なお死ぬと最後に休憩したかがり火へ戻される。
『YOU DIED』
「げっ!? なんで一つ前のかがり火に戻されるんだ!?」
「死んだときに戻されるのはあくまで『休憩』したかがり火よ。薪に火を着けてかがり火にしただけじゃ休憩にならないの」
「それを先に言え!」
薪をかがり火にすると体力が回復するのに、着火だけして休憩せずに先へ進んで死んだ場合、一つ前のかがり火まで戻されてしまうらしい。
ひどい罠だ。
あえて休憩せずに先へ進み、わざと死ぬことで一つ前のかがり火まで戻る(いわゆるデスワープ)というテクニックもある。
移動に時間のかかるゲームなので便利だ。
『太陽万歳!』
「たまに見かけるこの変なメッセージはなんだ?」
「オンライン要素がいくつかあって、アイテムを使うと他のプレイヤーにメッセージを送ることができるのよ」
「へえ」
『この先、隠し通路があるぞ』
「たしかにいかにもなんかありそうな通路だな」
メッセージに従って先に進む。
ガシャッ
「はっ?」
なにかスイッチを踏んだと思ったら、無数の矢が飛んできた。
『YOU DIED』
「罠じゃねえか!」
「ソウルシリーズではよくあることよ」
メッセージが本当だとは限らない。
都合のいいメッセージは疑ってかかったほうがいいだろう。
逆に、
『帰りたい』
『助けてくれ』
『心が折れそうだ』
……ネガティブなメッセージの説得力はすごい。
難所にはおびただしい数の血痕が並んでいた。
この血痕もオンライン要素の1つで、プレイヤーが死ぬとその場に血痕が残る。
血痕には死亡する直前の行動が記録されており、別のプレイヤーがその血痕に触れると記録されている映像が再生された。

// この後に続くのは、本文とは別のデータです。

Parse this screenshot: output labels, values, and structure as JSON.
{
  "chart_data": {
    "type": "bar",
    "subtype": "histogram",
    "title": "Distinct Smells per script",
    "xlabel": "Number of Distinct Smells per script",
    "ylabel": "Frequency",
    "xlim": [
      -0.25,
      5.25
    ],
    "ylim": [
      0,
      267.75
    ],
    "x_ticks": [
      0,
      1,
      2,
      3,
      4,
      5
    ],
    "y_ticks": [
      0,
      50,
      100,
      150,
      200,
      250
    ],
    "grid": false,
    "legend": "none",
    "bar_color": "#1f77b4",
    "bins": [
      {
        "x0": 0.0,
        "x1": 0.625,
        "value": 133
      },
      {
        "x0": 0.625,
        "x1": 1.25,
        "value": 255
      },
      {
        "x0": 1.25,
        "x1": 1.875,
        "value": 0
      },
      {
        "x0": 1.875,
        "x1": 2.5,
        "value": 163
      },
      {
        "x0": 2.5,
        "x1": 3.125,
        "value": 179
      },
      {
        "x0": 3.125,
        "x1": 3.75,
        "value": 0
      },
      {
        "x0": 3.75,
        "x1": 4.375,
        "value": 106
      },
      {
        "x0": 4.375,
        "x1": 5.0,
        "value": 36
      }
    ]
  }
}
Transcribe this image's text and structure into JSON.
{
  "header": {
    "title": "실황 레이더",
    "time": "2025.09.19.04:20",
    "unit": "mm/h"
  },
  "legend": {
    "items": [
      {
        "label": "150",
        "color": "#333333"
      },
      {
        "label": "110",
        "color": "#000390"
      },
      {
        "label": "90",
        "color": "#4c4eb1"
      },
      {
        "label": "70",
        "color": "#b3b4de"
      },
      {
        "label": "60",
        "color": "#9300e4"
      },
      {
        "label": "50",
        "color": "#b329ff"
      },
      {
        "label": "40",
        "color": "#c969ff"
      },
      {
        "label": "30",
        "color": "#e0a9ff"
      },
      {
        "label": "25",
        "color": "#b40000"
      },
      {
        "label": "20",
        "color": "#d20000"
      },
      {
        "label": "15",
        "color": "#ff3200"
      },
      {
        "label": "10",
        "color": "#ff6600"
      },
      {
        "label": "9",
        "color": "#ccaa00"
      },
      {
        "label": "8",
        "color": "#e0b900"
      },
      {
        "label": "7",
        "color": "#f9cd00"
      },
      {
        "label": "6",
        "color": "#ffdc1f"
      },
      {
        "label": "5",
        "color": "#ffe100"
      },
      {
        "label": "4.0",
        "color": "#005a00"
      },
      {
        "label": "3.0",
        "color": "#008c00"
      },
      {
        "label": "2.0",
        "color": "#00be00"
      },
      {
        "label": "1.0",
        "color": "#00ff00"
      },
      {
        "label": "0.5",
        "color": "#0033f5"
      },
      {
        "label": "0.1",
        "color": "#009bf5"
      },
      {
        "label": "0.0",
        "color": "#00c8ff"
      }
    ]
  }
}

香港映画のエンディングでNGシーンが流れるように、死亡シーンが流れるのだ。
ある意味ネタバレなので、初見殺しを楽しみたいのならオフにしてプレイしたほうがいいだろう。
オンラインシステムは他にもある。
『闇霊Polianesが侵入しました』
「なんだ!?」
今までとは明らかに違う感じでボスが現れた。
しかも強い。
「ふふふ。オンラインマルチで対人戦もできるのよ!」
「お前か!」
どうやらパソコン版を起動し、オンラインモードでこっちに侵入してきたらしい。
「このゲームには『誓約』っていういくつかの派閥があって、敵対派閥のプレイヤーがここに来たらボスとして召喚されるのよ」
「プレイヤーがボスになるのか!」
俺と戦うためにわざわざ敵対勢力と誓約して待機していたのだ。
ボスなのでこいつを倒さないと先に進めない。
間違いなく今までの敵の中で最強だ。
「くそ、当たらん!」
どれだけ攻撃しても回避されてしまい、よくわからない間にバックスタッブを食らう。
どうやって背後を取ったのかさえわからない。
……レベルが違いすぎる。
それでもやるしかない。
がむしゃらに剣を振る。
「お、当たった!?」
「甘い」
「な!?」
一発当てればスタミナが続く限り2発目、3発目も当たるはずなのだが、なぜかすり抜けられてバックスタッブを食らう。
「なんでだ!?」
「敵の攻撃を食らった瞬間に武器を持ち替えると、のけぞりをキャンセルできるのよ」
「硬直キャンセル!?」
その後も面白いように背後を取られ、パリィから必殺の一撃を当てられ、エクト瓶がなくなって力尽きた。
「うぃなー!」
「……お前は鬼か」
「人間よ。字幕も出てるじゃない」
「は?」
ノートパソコンのモニターを確認する。
『世界の主を倒しました。人間性を得て、元の世界へ戻ります』
「相手プレイヤーを殺すと人間性をゲットできるの」
「……これで人間性を稼げるのか」
「そういうこと。初心者狩りじゃー!」
『○○の世界へ侵入しました』
『○○の世界へ侵入しました』
『○○の世界へ侵入しました』
『世界の主を倒しました。人間性を得て、元の世界へ戻ります』
「あはははは!」
手当たり次第に世界中のプレイヤーの世界へ侵入し、パリィやバックスタッブで初級者を惨殺していった。
……人間性を獲得できるプレイヤーほど、人間性が失われていくという皮肉。